Aka Ansar Dine; Ansar al-Din; Ancar Dine; Ansar ul-Din; Ansar Eddine; Defenders of the Faith
Description: The Mali-based group Ansar al-Dine (AAD) was designated as an FTO on March 22, 2013. AAD was created in late 2011 after its leader Iyad ag Ghali failed in his attempt to take over another secular Tuareg organization. Following the March 2012 coup that toppled the Malian government, AAD was among the organizations (which also included al-Qa’ida in the Islamic Maghreb [AQIM] and Movement for Unity and Jihad in West Africa) to take over northern Mali, destroy UNESCO World Heritage sites, and enforce a severe interpretation of Sharia law upon the civilian population living in the areas under its control.

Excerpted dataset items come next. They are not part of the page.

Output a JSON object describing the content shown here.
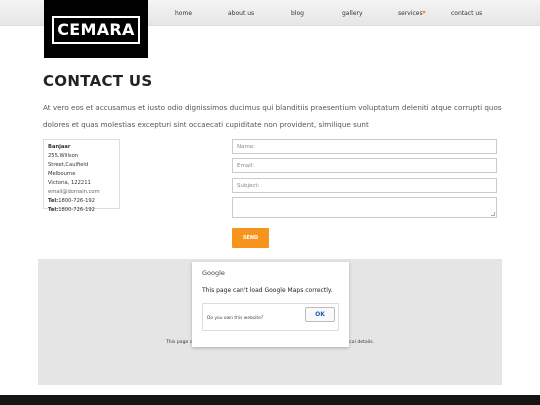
{
  "brand": {
    "logo_text": "CEMARA"
  },
  "nav": {
    "items": [
      {
        "label": "home"
      },
      {
        "label": "about us"
      },
      {
        "label": "blog"
      },
      {
        "label": "gallery"
      },
      {
        "label": "services"
      },
      {
        "label": "contact us"
      }
    ]
  },
  "page": {
    "title": "CONTACT US",
    "intro": "At vero eos et accusamus et iusto odio dignissimos ducimus qui blanditiis praesentium voluptatum deleniti atque corrupti quos dolores et quas molestias excepturi sint occaecati cupiditate non provident, similique sunt"
  },
  "address": {
    "name": "Banjaar",
    "street": "255,Willson Street,Caulfield",
    "city": "Melbourne",
    "region": "Victoria, 122211",
    "email": "email@domain.com",
    "tel_label": "Tel:",
    "tel1": "1800-726-192",
    "tel2": "1800-726-192"
  },
  "form": {
    "name_placeholder": "Name:",
    "email_placeholder": "Email:",
    "subject_placeholder": "Subject:",
    "send_label": "SEND"
  },
  "map": {
    "google_label": "Google",
    "error_message": "This page can't load Google Maps correctly.",
    "owner_question": "Do you own this website?",
    "ok_label": "OK",
    "bg_text_left": "This page c",
    "bg_text_right": "ical details."
  },
  "colors": {
    "accent": "#f7941d",
    "footer": "#141414",
    "map_bg": "#e5e5e5"
  }
}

Beginning in January 2013, French and allied African forces conducted operations in northern Mali to counter AAD and other terrorist groups, eventually forcing AAD and its allies out of the population centers they had seized. Ghali, however, remained free and appeared in AAD videos in 2015 and 2016 threatening France and the UN Multidimensional Integrated Stabilization Mission in Mali (MINUSMA).

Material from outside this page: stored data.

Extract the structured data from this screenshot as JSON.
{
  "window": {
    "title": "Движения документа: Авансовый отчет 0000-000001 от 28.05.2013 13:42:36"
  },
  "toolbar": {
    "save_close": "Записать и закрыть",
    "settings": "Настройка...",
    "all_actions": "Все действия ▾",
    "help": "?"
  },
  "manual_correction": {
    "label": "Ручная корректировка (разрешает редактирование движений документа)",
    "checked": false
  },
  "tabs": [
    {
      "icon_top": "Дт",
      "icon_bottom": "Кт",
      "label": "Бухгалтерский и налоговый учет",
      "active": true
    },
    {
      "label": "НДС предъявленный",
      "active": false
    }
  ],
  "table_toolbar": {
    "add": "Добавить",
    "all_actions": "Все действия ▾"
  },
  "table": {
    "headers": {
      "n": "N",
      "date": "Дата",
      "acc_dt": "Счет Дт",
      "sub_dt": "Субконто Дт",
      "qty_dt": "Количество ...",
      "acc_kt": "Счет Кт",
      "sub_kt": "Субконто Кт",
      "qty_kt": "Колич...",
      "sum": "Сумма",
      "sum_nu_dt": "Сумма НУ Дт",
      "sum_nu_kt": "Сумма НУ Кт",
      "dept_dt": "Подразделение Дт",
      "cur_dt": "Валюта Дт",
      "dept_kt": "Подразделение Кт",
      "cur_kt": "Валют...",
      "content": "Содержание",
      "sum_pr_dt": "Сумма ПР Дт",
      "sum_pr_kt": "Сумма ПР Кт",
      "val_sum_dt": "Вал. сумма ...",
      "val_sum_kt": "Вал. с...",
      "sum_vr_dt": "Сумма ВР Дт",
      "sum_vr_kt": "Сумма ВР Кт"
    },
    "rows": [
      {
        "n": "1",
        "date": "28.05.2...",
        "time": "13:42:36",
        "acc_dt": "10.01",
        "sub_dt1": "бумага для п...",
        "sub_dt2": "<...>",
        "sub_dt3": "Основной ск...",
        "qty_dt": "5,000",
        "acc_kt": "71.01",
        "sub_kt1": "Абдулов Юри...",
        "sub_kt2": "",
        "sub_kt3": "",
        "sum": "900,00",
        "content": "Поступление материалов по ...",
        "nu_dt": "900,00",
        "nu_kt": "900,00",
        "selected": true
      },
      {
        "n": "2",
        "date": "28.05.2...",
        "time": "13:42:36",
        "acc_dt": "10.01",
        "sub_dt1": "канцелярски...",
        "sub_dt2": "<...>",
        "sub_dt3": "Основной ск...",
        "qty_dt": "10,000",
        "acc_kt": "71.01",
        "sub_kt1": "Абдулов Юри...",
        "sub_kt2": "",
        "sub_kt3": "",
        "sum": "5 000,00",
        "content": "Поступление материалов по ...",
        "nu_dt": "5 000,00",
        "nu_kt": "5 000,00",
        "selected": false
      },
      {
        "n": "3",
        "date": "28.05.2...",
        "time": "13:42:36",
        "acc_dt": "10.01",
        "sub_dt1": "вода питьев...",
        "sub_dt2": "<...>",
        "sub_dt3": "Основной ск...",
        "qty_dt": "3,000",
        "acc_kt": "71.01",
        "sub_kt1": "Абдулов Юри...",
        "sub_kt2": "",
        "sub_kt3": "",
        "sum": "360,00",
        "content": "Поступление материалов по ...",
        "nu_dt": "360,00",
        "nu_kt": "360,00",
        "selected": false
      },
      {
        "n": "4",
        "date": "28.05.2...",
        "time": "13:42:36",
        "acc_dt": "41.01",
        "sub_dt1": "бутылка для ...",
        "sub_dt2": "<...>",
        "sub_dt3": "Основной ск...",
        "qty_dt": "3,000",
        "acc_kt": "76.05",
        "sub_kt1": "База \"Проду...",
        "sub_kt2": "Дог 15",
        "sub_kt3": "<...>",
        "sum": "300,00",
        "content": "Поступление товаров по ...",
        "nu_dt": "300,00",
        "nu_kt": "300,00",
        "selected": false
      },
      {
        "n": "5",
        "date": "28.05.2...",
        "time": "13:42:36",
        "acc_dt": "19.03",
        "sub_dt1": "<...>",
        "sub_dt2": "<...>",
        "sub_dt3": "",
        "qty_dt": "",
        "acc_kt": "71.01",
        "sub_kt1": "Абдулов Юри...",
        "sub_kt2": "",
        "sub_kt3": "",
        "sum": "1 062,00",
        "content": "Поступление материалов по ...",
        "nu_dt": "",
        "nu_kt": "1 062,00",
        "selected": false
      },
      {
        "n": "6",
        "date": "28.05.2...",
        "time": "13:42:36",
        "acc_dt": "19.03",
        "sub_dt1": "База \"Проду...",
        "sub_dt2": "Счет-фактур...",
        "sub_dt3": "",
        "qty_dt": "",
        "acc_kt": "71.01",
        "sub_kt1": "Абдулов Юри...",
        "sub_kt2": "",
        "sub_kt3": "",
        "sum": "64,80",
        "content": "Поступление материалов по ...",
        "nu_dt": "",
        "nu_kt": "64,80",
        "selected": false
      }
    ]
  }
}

In 2017, the Sahara Branch of AQIM, AAD, al-Murabitoun, and the Macina Liberation Front came together to form Jama’at Nusrat al-Islam wal-Muslimin (JNIM).
Activities: In early 2012, AAD received backing from AQIM in its fight against the Government of Mali, including for its capture of the Malian towns of Agulhok, Gao, Kidal, Tessalit, and Timbuktu. In March 2013, AAD members were reportedly among the Tuareg rebels responsible for killing 82 Malian soldiers and kidnapping 30 others in an attack against Agulhok. Before the French intervention in January 2013, Malian citizens in towns under AAD’s control allegedly faced harassment, torture, and death if they refused to comply with the group’s laws.

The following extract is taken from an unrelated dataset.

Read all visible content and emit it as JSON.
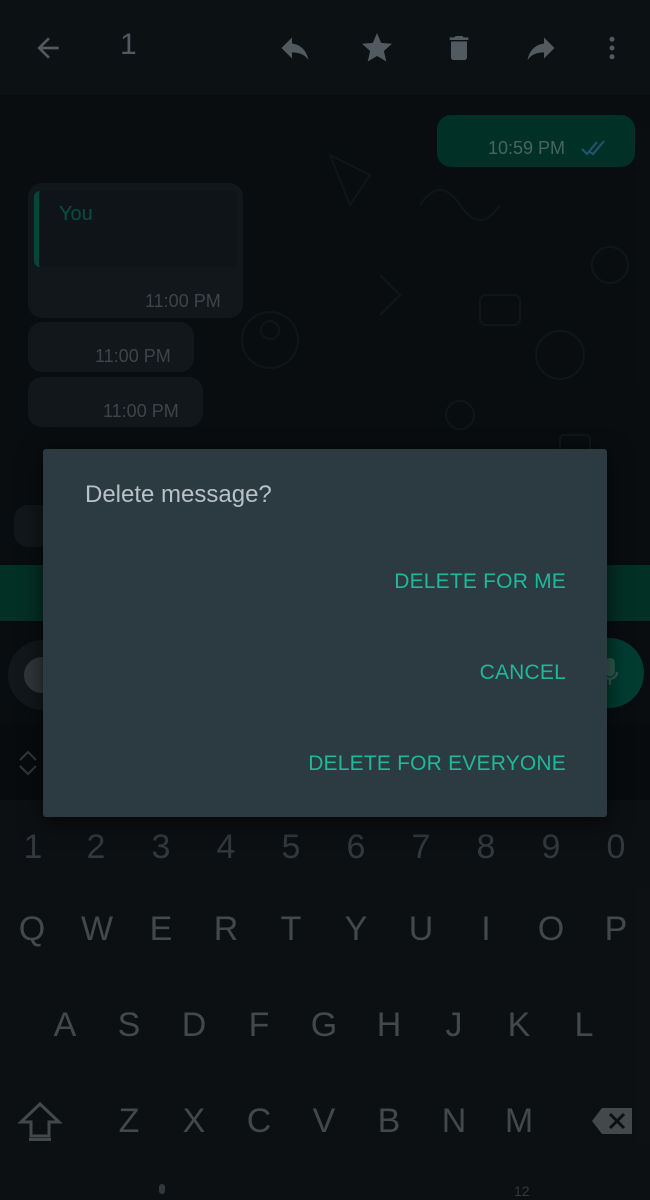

AAD was severely weakened by the 2013 French intervention, but increased its activities in 2015 and 2016. In 2016, AAD claimed responsibility for attacks targeting the Malian army and MINUSMA. In July 2016, AAD attacked an army base, leaving 17 soldiers dead and six missing. The following month, the group claimed three attacks: two IED attacks on French forces and a rocket or mortar attack on a joint UN-French base near Tessalit. In October and November 2016, AAD claimed responsibility for a series of attacks on UN and French forces. In February 2017, AAD claimed responsibility for an attack on the Malian Gendarmerie in Tenenkou, Mali. AAD did not claim responsibility for any attacks in 2018 and 2019.
Strength: Precise numbers are unknown.
Location/Area of Operation: Mali
Funding and External Aid: AAD cooperates closely with and has received support from AQIM since its inception. AAD is also said to receive funds from foreign donors and through smuggling operations.